Bank of America Corp., Deutsche Bank AG, JPMorgan Chase & Co. and UBS AG are managing Bankia’s IPO, along with Barclays Plc, BNP Paribas SA and Banco Santander SA, according to data compiled by Bloomberg.
Civica, formed from the combination of another four Spanish savings banks, is seeking to raise as much as 844 million euros in an IPO. The lender, also in Madrid, is priced at 0.4 times to 0.52 times its estimated book value, according to two people directly involved in the transaction.
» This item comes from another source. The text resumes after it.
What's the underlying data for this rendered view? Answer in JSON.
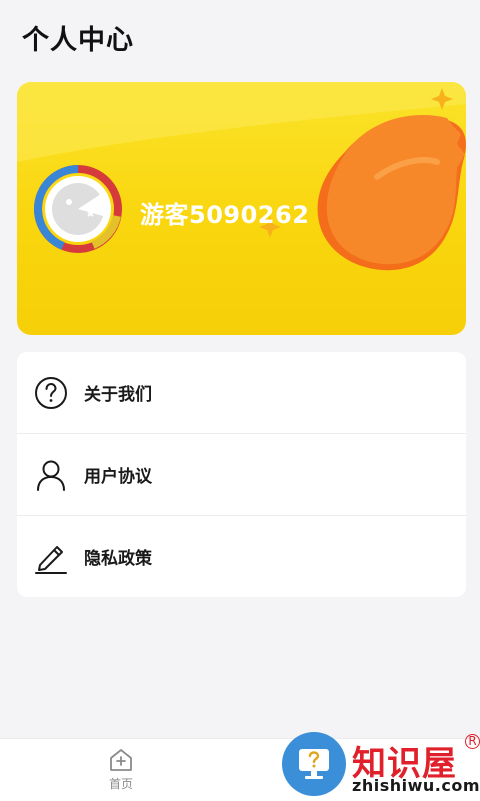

The bank decided to delay the pricing date by one day until today to see the result of Bankia’s IPO, said one of the people, who declined to be named because the process is private.
Successful IPOs for Bankia and Civica might help ease the pressure on Spain, which is toiling to cut the euro-region’s third-biggest budget deficit and rebuild confidence in the finance industry. Still, the offerings may have to be sold at “rock bottom valuations” to succeed, said Josef Schuster, founder of Chicago-based IPOX Schuster LLC, which oversees about $2.5 billion.
“It takes a lot of incentives to invest in Spanish IPOs at this juncture of debt crises in Europe,” Schuster said. “Financial IPOs are feeling the most heat.”
Spanish and Italian borrowing costs yesterday climbed to the highest since the start of the single currency. Moody’s Investors Service cut Ireland’s credit rating last week to junk and Fitch Ratings reduced Greece’s credit rating by three levels to the agency’s lowest grade for any country in the world.